Kraken will pay the SEC $30M in settlement fines, and the company will "immediately" end its crypto staking-as-a-service platform.
The SEC charged the company with selling unregistered securities to U.S. customers, violating federal securities laws.
- Kraken will unstake any assets staked by U.S.-based users except for staked Ether.
- Ether staking will end when Ethereum Network's Shanghai upgrade is completed.
- Note: This only affects U.S.-based clients.
- Kraken claims investors can get a 20% yield on its staking services; the SEC argues that the firm was offering 21%.

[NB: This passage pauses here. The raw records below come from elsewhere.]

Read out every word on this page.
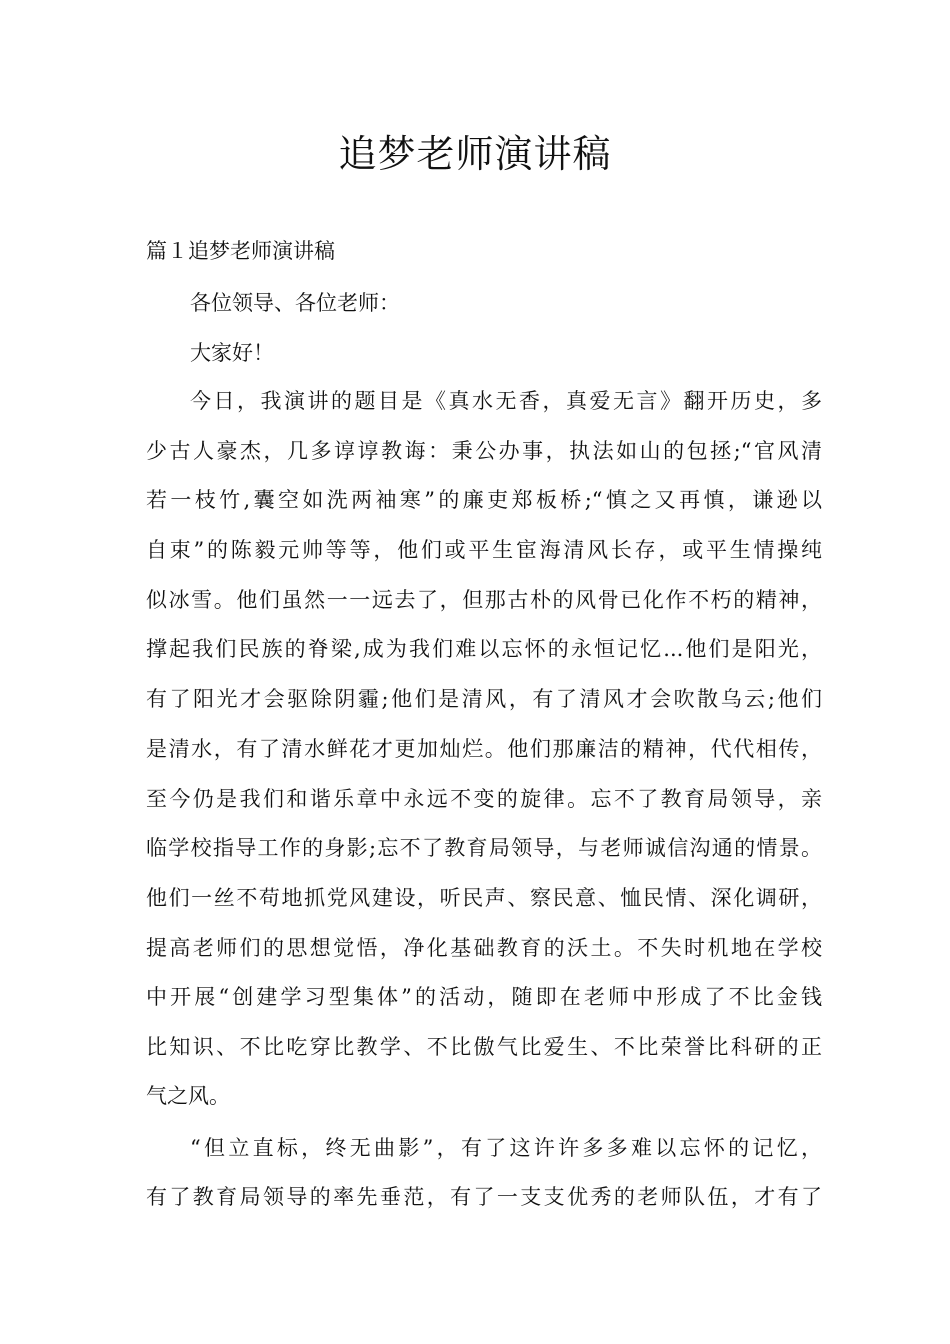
追梦老师演讲稿
篇１追梦老师演讲稿
各位领导、各位老师：
大家好！
今日，我演讲的题目是《真水无香，真爱无言》翻开历史，多
少古人豪杰，几多谆谆教诲：秉公办事，执法如山的包拯;“官风清
若一枝竹,囊空如洗两袖寒”的廉吏郑板桥;“慎之又再慎，谦逊以
自束”的陈毅元帅等等，他们或平生宦海清风长存，或平生情操纯
似冰雪。他们虽然一一远去了，但那古朴的风骨已化作不朽的精神，
撑起我们民族的脊梁,成为我们难以忘怀的永恒记忆...他们是阳光，
有了阳光才会驱除阴霾;他们是清风，有了清风才会吹散乌云;他们
是清水，有了清水鲜花才更加灿烂。他们那廉洁的精神，代代相传，
至今仍是我们和谐乐章中永远不变的旋律。忘不了教育局领导，亲
临学校指导工作的身影;忘不了教育局领导，与老师诚信沟通的情景。
他们一丝不苟地抓党风建设，听民声、察民意、恤民情、深化调研，
提高老师们的思想觉悟，净化基础教育的沃土。不失时机地在学校
中开展“创建学习型集体”的活动，随即在老师中形成了不比金钱
比知识、不比吃穿比教学、不比傲气比爱生、不比荣誉比科研的正
气之风。
“但立直标，终无曲影”，有了这许许多多难以忘怀的记忆，
有了教育局领导的率先垂范，有了一支支优秀的老师队伍，才有了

- Staking is the process by which proof-of-stake blockchain networks maintain security.
- Benefits:
Staking crypto increases the blockchain's resistance to attacks and
hacks, increasing transaction speed. Every time you stake crypto, you
add another layer of protection to the network.
- It offers users
a way of earning interest or "rewards" for holding certain types of
cryptocurrency and placing them in a smart contract, like Tezos, Cosmos,
or even Ethereum 2.0 once it launches.
- In other words, think of staking as depositing currency to a bank account and accumulating interest.
- When you stake crypto, you put it up as collateral to help validate transactions.
- The network's decentralized validators post crypto as a form of collateral.
- They receive more tokens as a reward for remaining honest.
- Note: not all tokens can be staked; only cryptocurrencies that use a Proof-of-Stake (PoS) algorithm can be staked.